The neurotoxin regulation hypothesis emphasizes the evolutionary biology of plant-human coevolution and maintains that secondary plant metabolites, including alkaloids like nicotine, morphine, and cocaine, are potent neurotoxins that evolved to deter and punish herbivore consumption of the plant soma not encourage/reward it. Researchers highlight that it is evolutionarily disadvantageous for plants to produce toxins that plant predators (e.g. humans) are attracted to, and that it runs contrary to evolutionary logic that plant predators (e.g. humans) would evolve neurobiological systems unprotected from plant toxin consumption.

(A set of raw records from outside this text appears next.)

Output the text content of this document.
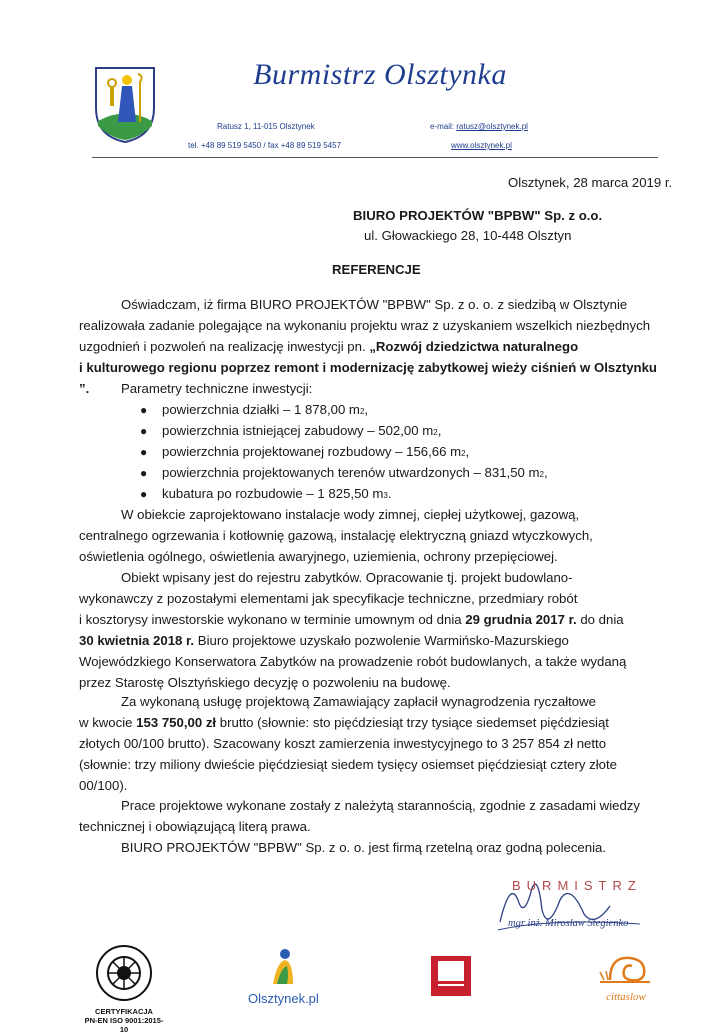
Burmistrz Olsztynka
Ratusz 1, 11-015 Olsztynek
tel. +48 89 519 5450 / fax +48 89 519 5457
e-mail: ratusz@olsztynek.pl
www.olsztynek.pl
Olsztynek, 28 marca 2019 r.
BIURO PROJEKTÓW "BPBW" Sp. z o.o.
ul. Głowackiego 28, 10-448 Olsztyn
REFERENCJE
Oświadczam, iż firma BIURO PROJEKTÓW "BPBW" Sp. z o. o. z siedzibą w Olsztynie
realizowała zadanie polegające na wykonaniu projektu wraz z uzyskaniem wszelkich niezbędnych
uzgodnień i pozwoleń na realizację inwestycji pn. „Rozwój dziedzictwa naturalnego
i kulturowego regionu poprzez remont i modernizację zabytkowej wieży ciśnień w Olsztynku ”.	Parametry techniczne inwestycji:
●	powierzchnia działki – 1 878,00 m 2 ,
●	powierzchnia istniejącej zabudowy – 502,00 m 2 ,
●	powierzchnia projektowanej rozbudowy – 156,66 m 2 ,
●	powierzchnia projektowanych terenów utwardzonych – 831,50 m 2 ,
●	kubatura po rozbudowie – 1 825,50 m 3 .
W obiekcie zaprojektowano instalacje wody zimnej, ciepłej użytkowej, gazową,
centralnego ogrzewania i kotłownię gazową, instalację elektryczną gniazd wtyczkowych,
oświetlenia ogólnego, oświetlenia awaryjnego, uziemienia, ochrony przepięciowej.
Obiekt wpisany jest do rejestru zabytków. Opracowanie tj. projekt budowlano-
wykonawczy z pozostałymi elementami jak specyfikacje techniczne, przedmiary robót
i kosztorysy inwestorskie wykonano w terminie umownym od dnia 29 grudnia 2017 r. do dnia
30 kwietnia 2018 r. Biuro projektowe uzyskało pozwolenie Warmińsko-Mazurskiego
Wojewódzkiego Konserwatora Zabytków na prowadzenie robót budowlanych, a także wydaną
przez Starostę Olsztyńskiego decyzję o pozwoleniu na budowę.
Za wykonaną usługę projektową Zamawiający zapłacił wynagrodzenia ryczałtowe
w kwocie 153 750,00 zł brutto (słownie: sto pięćdziesiąt trzy tysiące siedemset pięćdziesiąt
złotych 00/100 brutto). Szacowany koszt zamierzenia inwestycyjnego to 3 257 854 zł netto
(słownie: trzy miliony dwieście pięćdziesiąt siedem tysięcy osiemset pięćdziesiąt cztery złote
00/100).
Prace projektowe wykonane zostały z należytą starannością, zgodnie z zasadami wiedzy
technicznej i obowiązującą literą prawa.
BIURO PROJEKTÓW "BPBW" Sp. z o. o. jest firmą rzetelną oraz godną polecenia.
BURMISTRZ
mgr inż. Mirosław Stegienko
CERTYFIKACJA
PN-EN ISO 9001:2015-10
Olsztynek.pl	cittaslow
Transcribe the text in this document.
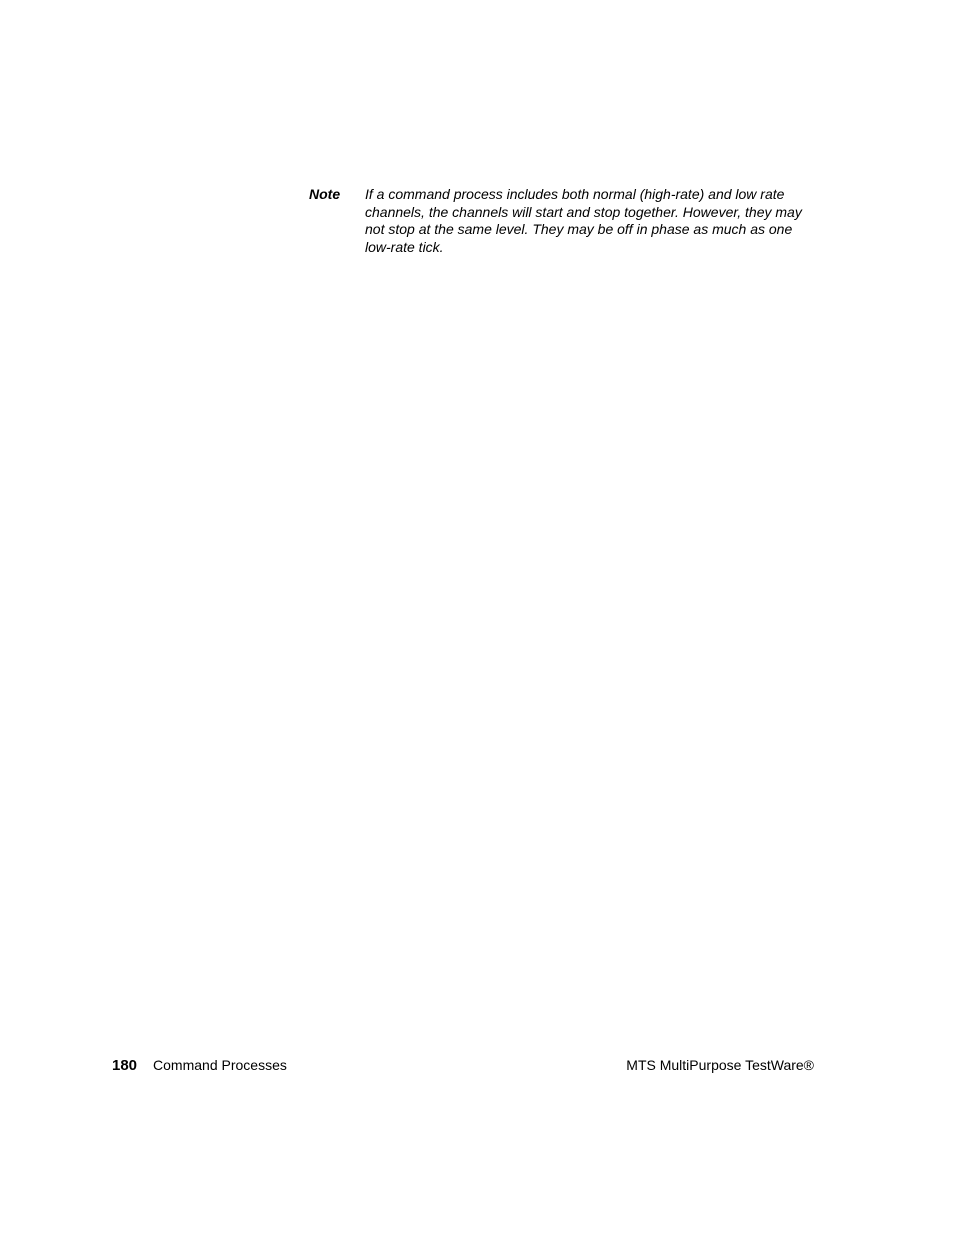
Note	If a command process includes both normal (high-rate) and low rate channels, the channels will start and stop together. However, they may not stop at the same level. They may be off in phase as much as one low-rate tick.
180 Command Processes	MTS MultiPurpose TestWare®
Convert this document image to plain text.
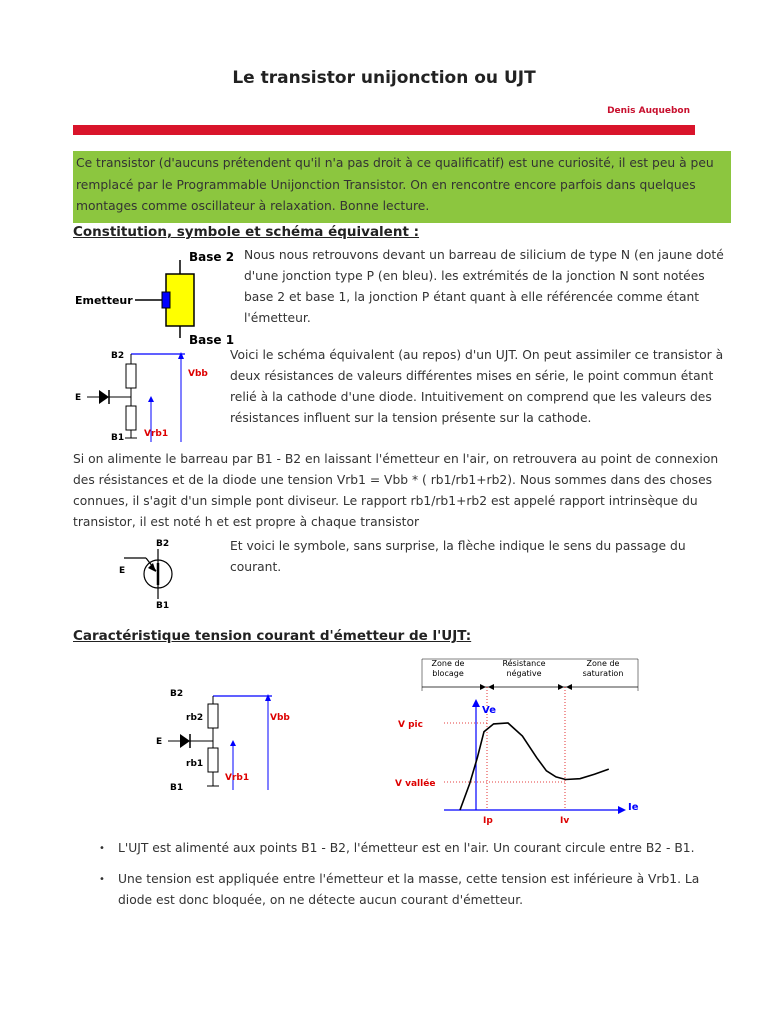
Le transistor unijonction ou UJT
Denis Auquebon
Ce transistor (d'aucuns prétendent qu'il n'a pas droit à ce qualificatif) est une curiosité, il est peu à peu remplacé par le Programmable Unijonction Transistor. On en rencontre encore parfois dans quelques montages comme oscillateur à relaxation. Bonne lecture.
Constitution, symbole et schéma équivalent :
Base 2
Emetteur
Base 1
Nous nous retrouvons devant un barreau de silicium de type N (en jaune doté d'une jonction type P (en bleu). les extrémités de la jonction N sont notées base 2 et base 1, la jonction P étant quant à elle référencée comme étant l'émetteur.
B2
E
Vbb
Vrb1
B1
Voici le schéma équivalent (au repos) d'un UJT. On peut assimiler ce transistor à deux résistances de valeurs différentes mises en série, le point commun étant relié à la cathode d'une diode. Intuitivement on comprend que les valeurs des résistances influent sur la tension présente sur la cathode.
Si on alimente le barreau par B1 - B2 en laissant l'émetteur en l'air, on retrouvera au point de connexion des résistances et de la diode une tension Vrb1 = Vbb * ( rb1/rb1+rb2). Nous sommes dans des choses connues, il s'agit d'un simple pont diviseur. Le rapport rb1/rb1+rb2 est appelé rapport intrinsèque du transistor, il est noté h et est propre à chaque transistor
B2
B1
E
Et voici le symbole, sans surprise, la flèche indique le sens du passage du courant.
Caractéristique tension courant d'émetteur de l'UJT:
B2
rb2
rb1
E
Vbb
Vrb1
B1
Zone de
blocage
Résistance
négative
Zone de
saturation
Ve
Ie
V pic
V vallée
Ip	Iv
• L'UJT est alimenté aux points B1 - B2, l'émetteur est en l'air. Un courant circule entre B2 - B1.
• Une tension est appliquée entre l'émetteur et la masse, cette tension est inférieure à Vrb1. La diode est donc bloquée, on ne détecte aucun courant d'émetteur.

Proponents of the hijack hypothesis outline a path to addiction that involves drugs co-opting neural reward systems intended for food. However, research on murine models has shown that when the concentration is sufficiently high, sugar operates as a more robust reward than even cocaine. In laboratory conditions, where rats are presented with both a sugar and cocaine sipper, they choose sugar. Researchers use these findings to suggest that sugar reward might generate a stronger dopamine stimulation than cocaine and also may make use of neural mechanisms beyond dopamine stimulation.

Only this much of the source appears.